The Washington
Pissed
Friday, Oct 8, 1999

  Ed Smith Buys Ed Jones For a Couplea Toyotas

Ed Smith of Chula Vista, California agreed to buy his next door neighbor, privately held Ed Jones, today, for 2 '92 Toyota Corollas in good condition, as Smith continues his push into the "Ed" sector of the high-growth market for people with almost any name at all.

Chula Vista-based Ed Jones already owns El Cajon-based cousins Ed Johnson and Ed Jackson, having just purchased them last July for a '78 Honda Civic in fair condition, and a '52 Dodge Power Wagon, good for parts.
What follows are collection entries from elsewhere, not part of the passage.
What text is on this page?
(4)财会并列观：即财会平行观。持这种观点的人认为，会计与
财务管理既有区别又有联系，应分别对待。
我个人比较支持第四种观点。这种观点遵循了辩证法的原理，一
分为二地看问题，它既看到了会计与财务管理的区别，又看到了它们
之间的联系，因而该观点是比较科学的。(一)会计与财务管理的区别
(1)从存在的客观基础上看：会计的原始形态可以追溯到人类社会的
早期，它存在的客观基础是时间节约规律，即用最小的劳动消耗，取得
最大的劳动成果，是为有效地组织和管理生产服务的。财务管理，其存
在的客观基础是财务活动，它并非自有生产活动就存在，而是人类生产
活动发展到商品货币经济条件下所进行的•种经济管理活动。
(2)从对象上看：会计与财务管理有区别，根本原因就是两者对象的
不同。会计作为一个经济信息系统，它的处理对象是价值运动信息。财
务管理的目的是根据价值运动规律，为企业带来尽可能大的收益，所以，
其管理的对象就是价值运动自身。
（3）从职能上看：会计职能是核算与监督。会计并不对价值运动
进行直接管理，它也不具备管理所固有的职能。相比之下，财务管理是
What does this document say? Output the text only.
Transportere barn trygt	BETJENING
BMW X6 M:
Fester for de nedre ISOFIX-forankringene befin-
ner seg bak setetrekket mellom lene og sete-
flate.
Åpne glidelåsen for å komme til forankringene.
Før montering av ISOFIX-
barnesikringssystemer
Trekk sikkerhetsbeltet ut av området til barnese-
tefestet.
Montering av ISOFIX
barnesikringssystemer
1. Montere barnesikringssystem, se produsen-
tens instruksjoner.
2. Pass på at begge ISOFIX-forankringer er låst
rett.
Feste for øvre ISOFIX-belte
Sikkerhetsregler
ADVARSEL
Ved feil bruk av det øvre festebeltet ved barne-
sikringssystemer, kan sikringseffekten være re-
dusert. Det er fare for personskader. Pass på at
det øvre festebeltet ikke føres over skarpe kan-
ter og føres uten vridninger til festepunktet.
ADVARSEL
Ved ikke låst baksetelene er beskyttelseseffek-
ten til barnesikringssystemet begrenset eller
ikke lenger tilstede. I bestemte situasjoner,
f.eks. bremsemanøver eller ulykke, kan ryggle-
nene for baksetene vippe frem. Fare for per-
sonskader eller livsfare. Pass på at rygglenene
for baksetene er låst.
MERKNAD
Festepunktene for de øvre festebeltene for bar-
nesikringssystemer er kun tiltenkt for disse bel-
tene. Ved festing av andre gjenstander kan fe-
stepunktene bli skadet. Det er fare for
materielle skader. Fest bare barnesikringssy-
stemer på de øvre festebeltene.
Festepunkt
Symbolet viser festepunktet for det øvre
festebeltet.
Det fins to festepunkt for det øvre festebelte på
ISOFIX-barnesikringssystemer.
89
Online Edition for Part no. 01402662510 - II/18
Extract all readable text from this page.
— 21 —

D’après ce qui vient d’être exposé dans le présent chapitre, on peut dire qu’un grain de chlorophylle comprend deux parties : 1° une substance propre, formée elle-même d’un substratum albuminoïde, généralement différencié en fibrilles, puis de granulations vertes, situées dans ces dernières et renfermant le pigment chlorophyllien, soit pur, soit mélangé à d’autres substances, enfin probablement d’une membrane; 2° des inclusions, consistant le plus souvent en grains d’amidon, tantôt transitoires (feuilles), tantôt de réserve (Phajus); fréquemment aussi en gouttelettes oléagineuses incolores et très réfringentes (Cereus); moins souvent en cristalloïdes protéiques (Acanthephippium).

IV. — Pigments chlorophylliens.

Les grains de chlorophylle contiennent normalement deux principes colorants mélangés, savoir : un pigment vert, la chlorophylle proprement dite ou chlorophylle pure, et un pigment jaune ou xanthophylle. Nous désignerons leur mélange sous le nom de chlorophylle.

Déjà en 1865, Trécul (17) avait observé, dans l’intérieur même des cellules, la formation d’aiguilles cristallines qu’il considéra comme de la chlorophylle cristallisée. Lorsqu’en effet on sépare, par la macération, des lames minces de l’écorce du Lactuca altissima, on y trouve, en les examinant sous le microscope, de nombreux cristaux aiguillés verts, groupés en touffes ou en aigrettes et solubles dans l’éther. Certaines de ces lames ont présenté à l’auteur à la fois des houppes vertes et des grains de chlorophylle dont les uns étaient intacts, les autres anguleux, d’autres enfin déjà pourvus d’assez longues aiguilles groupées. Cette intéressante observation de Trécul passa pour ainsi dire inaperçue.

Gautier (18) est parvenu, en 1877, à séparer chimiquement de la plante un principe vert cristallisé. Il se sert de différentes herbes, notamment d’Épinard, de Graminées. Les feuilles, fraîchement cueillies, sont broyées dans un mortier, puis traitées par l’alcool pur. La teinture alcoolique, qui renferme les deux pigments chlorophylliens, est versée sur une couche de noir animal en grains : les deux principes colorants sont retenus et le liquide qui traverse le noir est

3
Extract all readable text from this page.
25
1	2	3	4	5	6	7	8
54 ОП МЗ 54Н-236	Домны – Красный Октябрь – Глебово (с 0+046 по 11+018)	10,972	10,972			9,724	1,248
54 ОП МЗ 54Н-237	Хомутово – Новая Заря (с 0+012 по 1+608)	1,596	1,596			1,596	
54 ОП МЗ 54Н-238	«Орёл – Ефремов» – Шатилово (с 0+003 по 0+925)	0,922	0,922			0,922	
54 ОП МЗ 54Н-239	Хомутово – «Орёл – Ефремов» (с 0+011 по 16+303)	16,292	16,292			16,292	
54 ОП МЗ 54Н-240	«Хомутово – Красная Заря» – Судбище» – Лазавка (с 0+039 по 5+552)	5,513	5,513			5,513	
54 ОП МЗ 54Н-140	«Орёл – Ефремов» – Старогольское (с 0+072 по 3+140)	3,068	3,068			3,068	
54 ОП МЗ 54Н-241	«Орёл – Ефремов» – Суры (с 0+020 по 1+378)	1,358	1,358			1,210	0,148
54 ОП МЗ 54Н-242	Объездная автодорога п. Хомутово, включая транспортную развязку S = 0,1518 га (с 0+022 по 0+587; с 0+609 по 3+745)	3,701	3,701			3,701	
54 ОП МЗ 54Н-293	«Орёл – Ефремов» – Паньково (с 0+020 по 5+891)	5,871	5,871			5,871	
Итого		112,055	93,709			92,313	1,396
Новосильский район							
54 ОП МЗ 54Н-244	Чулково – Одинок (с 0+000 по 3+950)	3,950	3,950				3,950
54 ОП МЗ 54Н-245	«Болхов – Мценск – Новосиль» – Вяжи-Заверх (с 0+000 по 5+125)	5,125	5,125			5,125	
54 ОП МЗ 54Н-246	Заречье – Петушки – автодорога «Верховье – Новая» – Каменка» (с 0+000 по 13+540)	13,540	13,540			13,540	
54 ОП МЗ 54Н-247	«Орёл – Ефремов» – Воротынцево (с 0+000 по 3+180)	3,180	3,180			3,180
The price covered their rent for a month and further investments in technology.

Booming demand for people of almost any name, needed to falsely run up internet hit counts, serve in rigged focus groups, participate in bogus demographic surveys and pretend to even exist at all for the 2000 census, has sparked a flurry of acquisitions of people by their friends, neighbors, relatives, and perfectly random strangers.

Ed Smith has spent more than $7 billion since September buying up people named Ed who have previously bought up other people named Ed, and has vowed to buy up every damn Ed in the world, regardless of what kind of piece of shit car they drive.

"Ed Jones will be a very nice addition to Ed Smith's portfolio, because Ed Johnson and Ed Jackson of El Cajon, had, between them, already bought up every damn Ed in Oxnard for a couplea bags of 20-1-1 fertilizer and a couplea gallon jugs of kerosene," said Jerry Lee Gartner, an analyst with Kidder, Nobody.

Ed Jones' operations will also meld well with those of Eddie Haskell, the California-based maker of lies about how everything is just what it's supposed to be, regardless of whether it really is or not, who Ed Jones agreed to buy in March for a busted VCR and an as-is toaster-oven, Nobody's Gartner said.

The need for human beings to buy each other up in ever larger numbers has been driven by the need to keep pace with corporate oligopolies likewise buying each other up, first."

"By combining ourselves into a single person," said Smith, "we not only achieve economies of scale, but we are also greatly simplifying and consolidating the efforts of all our many fine corporate oligopolies out there that serve us so well. So now, instead of sending out 100,000 bills for 100,000 different $20-dollar phone lines to 100,000 different guys named Ed, they only have to send out 1 bill, for 1 $20-dollar phone line for 100,000 guys who through successive mergers and acquisitions, have become a single unified Ed."